Am I setting myself up for failure?

Quagmire · October 12, 2022, 10:20pm

Hi all, my apologies that this will be a little wordy due to the backstory. At my company I’m pretty much solely in charge of about 120 machines, 99% of which run Linux, including the employee workstations. Historically we’ve been a heavy CentOS (now Alma) shop, with just a couple of other Linux distributions in use on a handful of machines. I run my own data-center internally with offsite infrastructure being my fail-over solution. We have triple-redundant Internet connectivity, triple-redundant HVAC and triple-redundant power and it’s been extremely reliable for me over the last 20 years with no data loss, no security incidents and nearly zero downtime.

All that said, I’m contemplating moving the servers offsite so that some outside provider can deal with any hardware issues and upgrades, leaving me to deal solely with network design, OS maintenance and service config and support. In the process of moving, I thought that re-deploying everything under NixOS would help me to keep it all manageable.

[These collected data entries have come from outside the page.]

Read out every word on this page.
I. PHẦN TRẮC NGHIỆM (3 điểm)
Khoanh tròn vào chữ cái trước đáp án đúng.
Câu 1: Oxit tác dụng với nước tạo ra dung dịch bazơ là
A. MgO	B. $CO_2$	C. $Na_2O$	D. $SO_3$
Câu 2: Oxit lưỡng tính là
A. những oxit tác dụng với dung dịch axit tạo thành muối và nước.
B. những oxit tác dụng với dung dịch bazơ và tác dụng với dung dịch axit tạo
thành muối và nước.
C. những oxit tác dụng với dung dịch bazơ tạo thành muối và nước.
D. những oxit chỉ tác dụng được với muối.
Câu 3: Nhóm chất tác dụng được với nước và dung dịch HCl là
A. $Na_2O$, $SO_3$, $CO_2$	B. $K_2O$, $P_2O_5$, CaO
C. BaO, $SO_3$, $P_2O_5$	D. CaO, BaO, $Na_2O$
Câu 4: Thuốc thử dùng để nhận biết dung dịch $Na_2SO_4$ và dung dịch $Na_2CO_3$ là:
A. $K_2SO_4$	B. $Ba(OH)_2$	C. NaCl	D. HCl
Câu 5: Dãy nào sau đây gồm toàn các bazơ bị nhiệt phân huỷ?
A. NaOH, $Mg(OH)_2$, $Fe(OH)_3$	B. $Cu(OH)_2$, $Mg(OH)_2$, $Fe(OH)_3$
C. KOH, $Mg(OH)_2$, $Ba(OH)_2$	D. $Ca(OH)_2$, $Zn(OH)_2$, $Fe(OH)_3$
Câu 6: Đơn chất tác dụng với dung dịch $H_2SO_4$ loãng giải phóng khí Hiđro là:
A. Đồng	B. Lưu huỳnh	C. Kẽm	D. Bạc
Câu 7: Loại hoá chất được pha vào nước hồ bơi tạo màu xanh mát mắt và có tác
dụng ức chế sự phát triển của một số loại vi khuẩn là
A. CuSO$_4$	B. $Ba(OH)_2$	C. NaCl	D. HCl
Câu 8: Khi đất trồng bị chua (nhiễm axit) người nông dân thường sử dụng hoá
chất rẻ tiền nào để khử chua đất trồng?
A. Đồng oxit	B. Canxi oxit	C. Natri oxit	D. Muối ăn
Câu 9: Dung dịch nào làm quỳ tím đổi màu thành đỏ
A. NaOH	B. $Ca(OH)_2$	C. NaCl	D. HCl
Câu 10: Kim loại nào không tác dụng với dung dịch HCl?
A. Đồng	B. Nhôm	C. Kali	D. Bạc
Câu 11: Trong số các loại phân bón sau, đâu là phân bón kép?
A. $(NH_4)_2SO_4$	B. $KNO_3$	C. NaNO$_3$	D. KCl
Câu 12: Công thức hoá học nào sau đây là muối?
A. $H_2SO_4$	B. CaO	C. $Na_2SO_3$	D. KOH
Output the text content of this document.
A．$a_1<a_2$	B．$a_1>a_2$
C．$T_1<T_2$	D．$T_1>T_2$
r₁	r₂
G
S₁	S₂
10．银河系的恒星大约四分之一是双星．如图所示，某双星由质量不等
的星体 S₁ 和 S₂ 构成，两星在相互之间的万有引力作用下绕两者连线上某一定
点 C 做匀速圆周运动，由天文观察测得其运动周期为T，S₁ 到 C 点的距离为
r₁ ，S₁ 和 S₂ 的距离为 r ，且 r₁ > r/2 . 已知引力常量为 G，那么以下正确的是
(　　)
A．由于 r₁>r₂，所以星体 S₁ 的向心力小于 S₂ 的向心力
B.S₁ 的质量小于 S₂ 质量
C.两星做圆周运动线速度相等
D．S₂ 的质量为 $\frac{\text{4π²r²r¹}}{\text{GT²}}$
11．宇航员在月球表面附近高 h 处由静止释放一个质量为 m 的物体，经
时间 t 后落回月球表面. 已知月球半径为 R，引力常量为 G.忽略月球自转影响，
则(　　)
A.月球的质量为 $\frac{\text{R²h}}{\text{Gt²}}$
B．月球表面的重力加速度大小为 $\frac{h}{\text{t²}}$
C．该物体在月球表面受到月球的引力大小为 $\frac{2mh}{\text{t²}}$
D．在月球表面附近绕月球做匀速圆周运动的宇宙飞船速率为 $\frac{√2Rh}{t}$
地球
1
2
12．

I’ve been using NixOS for about a year now on a number of personal machines, as well as some employee laptops and I’ve been able to accomplish what I set out to do in all those scenarios, so I’ve got some confidence going with it. That said, I noticed that while I was attempting to duplicate one of our more complicated servers offsite with NixOS, that a few of the packages were unmaintained.

I’m a stickler for security, and historically I have religiously updated any services and packages we utilize in a very rapid fashion. I’d like to bring that same mentality forward with me into NixOS, but as a single Systems Administrator, I’m wondering if it’s feasible for me track all the packages I’ll be using in NixOS and then rapidly and manually update them when security or bug fixes are announced upstream. One example package I ran into yesterday was Apache Solr, which appears to be unmaintained, so maybe that’s a good example.

TLDR: I don’t have any experience with what it would take to personally maintain my own set of package updates for NixOS and I’m wondering if it would be possible for me, as a single sys-admin, to guarantee a high level of system security when using NixOS to natively provide services to external parties over the Internet. Would I instead be stuck with utilizing containers for any external facing service, in order to make rapid updates manageable?

PS: I’m also nervous that besides Vulnix there doesn’t appear to be much support for using automated tools to double-check the security posture of NixOS installations, except for maybe generic port scanning and the like.

emmanuelrosa · October 13, 2022, 2:46am

What I can tell you is this. Nixpkgs has update scripts for a variety of packages. Those scripts can be executed locally. Therefore it’s possible to check packages for upstream updates. If a package you need doesn’t have a script, then you can write one. It’s also possible to build NixOS from a clone of the Nixpkgs repo, which allows you to build NixOS with whatever packages you want. Alternatively you can have a repo of overrides which you can use to add packages and even replace packages In Nixpkgs.

peterhoeg · October 13, 2022, 3:12am

It’s also possible to build NixOS from a clone of the Nixpkgs repo

Probably this as it allows you to manage what goes where when.

But, the technical solution looks to me to be the least of your worries.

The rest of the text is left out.